Clearly, drugged driving is rapidly becoming a serious problem, and the West Virginia car accident lawyers of The Recht Law Offices believe it’s time to fully address it.

Just recently in Keyser, WV, authorities reportedly happened upon an allegedly drugged driver when on officer spotted him using his cell phone while driving – an illegal act in this state. Not only was he operating the vehicle without a license, he was in possession of drugs and appeared to be impaired.

That no one was hurt before officers remove him from the road was pure chance.

According to the Columbia study, published recently in the American Journal of Epidemiology, one out of every nine drivers involved in deadly crashes during the study period tested positive for marijuana.

The researchers say if the trend continues, bolstered by the numerous states that have legalized marijuana for medicinal purposes, within five to six years, drugs could overtake alcohol in becoming the most common substance involved in impaired driving deaths.

Of course, this research defies what pro-marijuana advocates have been spouting for years, which is to say that marijuana is a “safe” drug, or at least safer than alcohol when used by those behind the wheel.

Driving and Marijuana Use Is a Dangerous Combination

The reality is, marijuana affects a driver’s ability in much the same way alcohol does. It affects a person’s vision, impairs judgment and can make a person more prone to distraction and risk-taking.

Researchers in this study looked at crash data from six states, including West Virginia.
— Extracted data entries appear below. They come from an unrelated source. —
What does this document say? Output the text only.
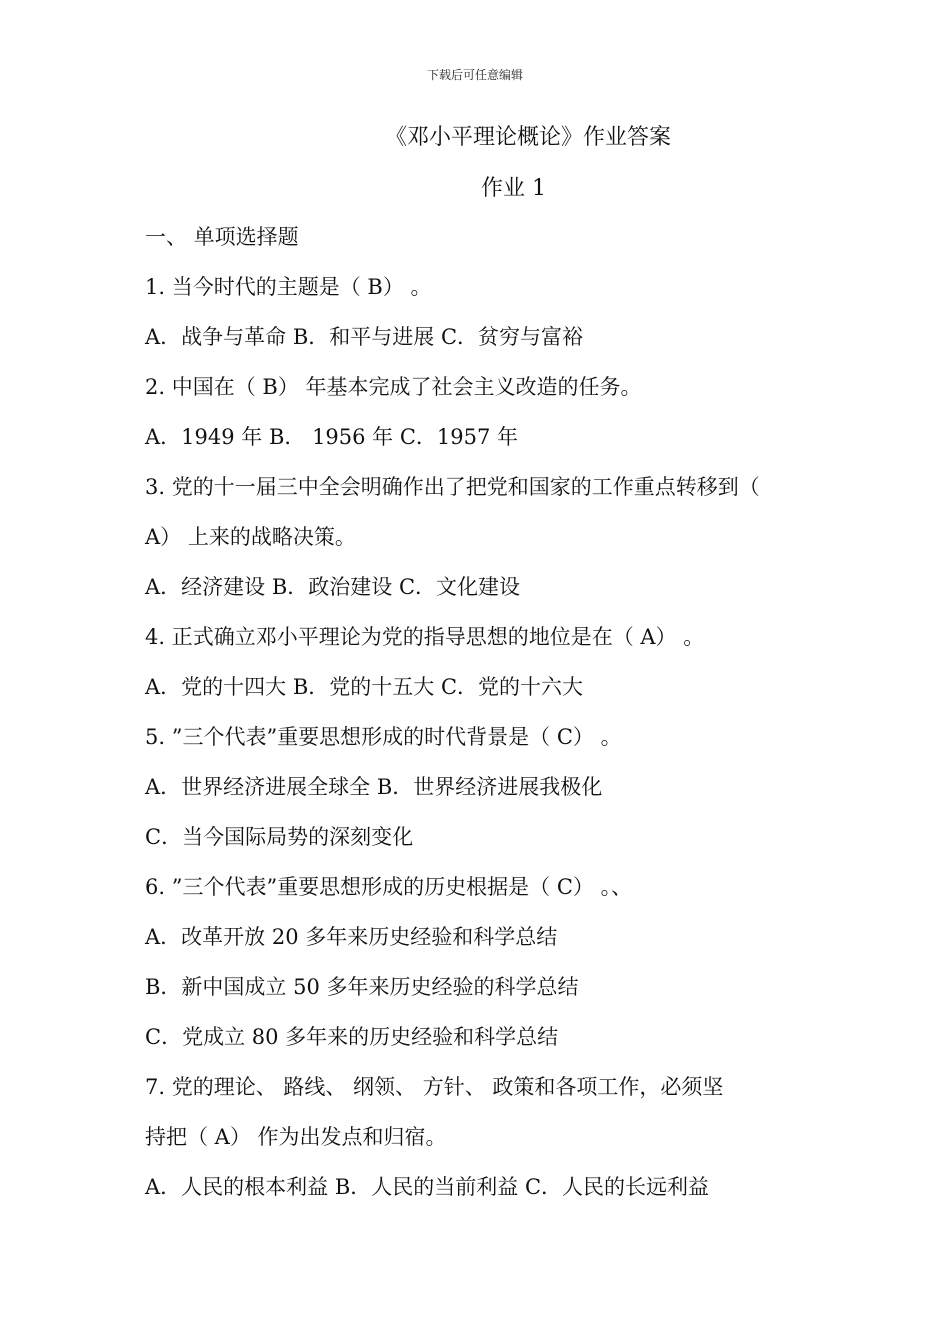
下载后可任意编辑
《邓小平理论概论》作业答案
作业 1
一、 单项选择题
1. 当今时代的主题是（ B） 。
A．战争与革命 B．和平与进展 C．贫穷与富裕
2. 中国在（ B） 年基本完成了社会主义改造的任务。
A．1949 年 B． 1956 年 C．1957 年
3. 党的十一届三中全会明确作出了把党和国家的工作重点转移到（
A） 上来的战略决策。
A．经济建设 B．政治建设 C．文化建设
4. 正式确立邓小平理论为党的指导思想的地位是在（ A） 。
A．党的十四大 B．党的十五大 C．党的十六大
5. ”三个代表”重要思想形成的时代背景是（ C） 。
A．世界经济进展全球全 B．世界经济进展我极化
C．当今国际局势的深刻变化
6. ”三个代表”重要思想形成的历史根据是（ C） 。、
A．改革开放 20 多年来历史经验和科学总结
B．新中国成立 50 多年来历史经验的科学总结
C．党成立 80 多年来的历史经验和科学总结
7. 党的理论、 路线、 纲领、 方针、 政策和各项工作，必须坚
持把（ A） 作为出发点和归宿。
A．人民的根本利益 B．人民的当前利益 C．人民的长远利益
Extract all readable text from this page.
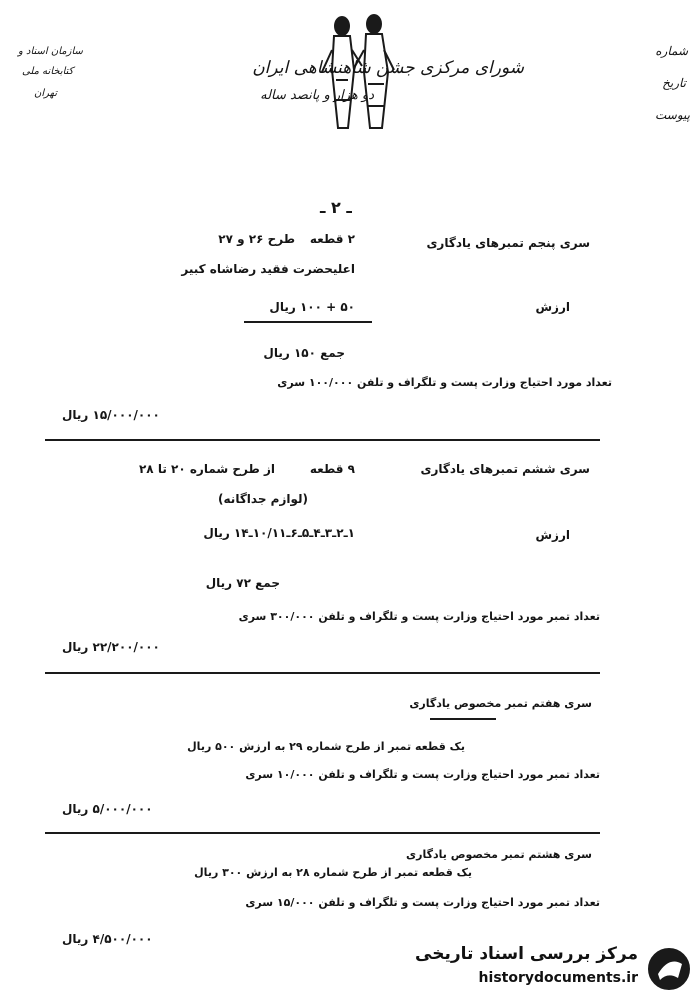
سازمان اسناد و
کتابخانه ملی
تهران
شورای مرکزی جشن شاهنشاهی ایران
دو هزار و پانصد ساله
شماره
تاریخ
پیوست
ـ ۲ ـ
سری پنجم تمبرهای یادگاری
۲ قطعه
طرح ۲۶ و ۲۷
اعلیحضرت فقید رضاشاه کبیر
ارزش
۵۰ + ۱۰۰ ریال
جمع ۱۵۰ ریال
تعداد مورد احتیاج وزارت پست و تلگراف و تلفن ۱۰۰/۰۰۰ سری
۱۵/۰۰۰/۰۰۰ ریال
سری ششم تمبرهای یادگاری
۹ قطعه
از طرح شماره ۲۰ تا ۲۸
(لوازم جداگانه)
ارزش
۱ـ۲ـ۳ـ۴ـ۵ـ۶ـ۱۰/۱۱ـ۱۴ ریال
جمع ۷۲ ریال
تعداد تمبر مورد احتیاج وزارت پست و تلگراف و تلفن ۳۰۰/۰۰۰ سری
۲۲/۲۰۰/۰۰۰ ریال
سری هفتم تمبر مخصوص یادگاری
یک قطعه تمبر از طرح شماره ۲۹ به ارزش ۵۰۰ ریال
تعداد تمبر مورد احتیاج وزارت پست و تلگراف و تلفن ۱۰/۰۰۰ سری
۵/۰۰۰/۰۰۰ ریال
سری هشتم تمبر مخصوص یادگاری
یک قطعه تمبر از طرح شماره ۲۸ به ارزش ۳۰۰ ریال
تعداد تمبر مورد احتیاج وزارت پست و تلگراف و تلفن ۱۵/۰۰۰ سری
۴/۵۰۰/۰۰۰ ریال
مرکز بررسی اسناد تاریخی
historydocuments.ir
Not all have approved medical marijuana, but each regularly initiate toxicology tests on drivers in deadly wrecks.

In all, the study authors looked at information culled from some 23,500 drivers who died shortly after crashes that happened between 1999 and 2010.

Consistently throughout those 10 years, alcohol consumption appears to have played a substantial role in these cases, as it was involved in about 4 out of 10  incidents.

However, drugs are undoubtedly beginning to become more prevalent. While impairment due to drugs contributed to roughly 16 percent of traffic deaths in 1999, that figure shot up to nearly 30 percent by 2010.

While prescription drug abuse was certainly on the rise during that time, it was marijuana that was the most significant catalyst behind the increase. In 1999, marijuana was the main drug involved in less than 5 percent of fatal crashes. By 2010, that figure tripled to 12 percent.

In cases where a driver was found to have used both marijuana and alcohol, the chances of driver death increased dramatically. Someone driving under the influence of alcohol is 13 times more likely to die in a crash than a driver who is sober, researchers said. But a motorist who is impaired by both alcohol and marijuana is 24 times more likely to be killed in a crash than a person who hasn’t imbibed.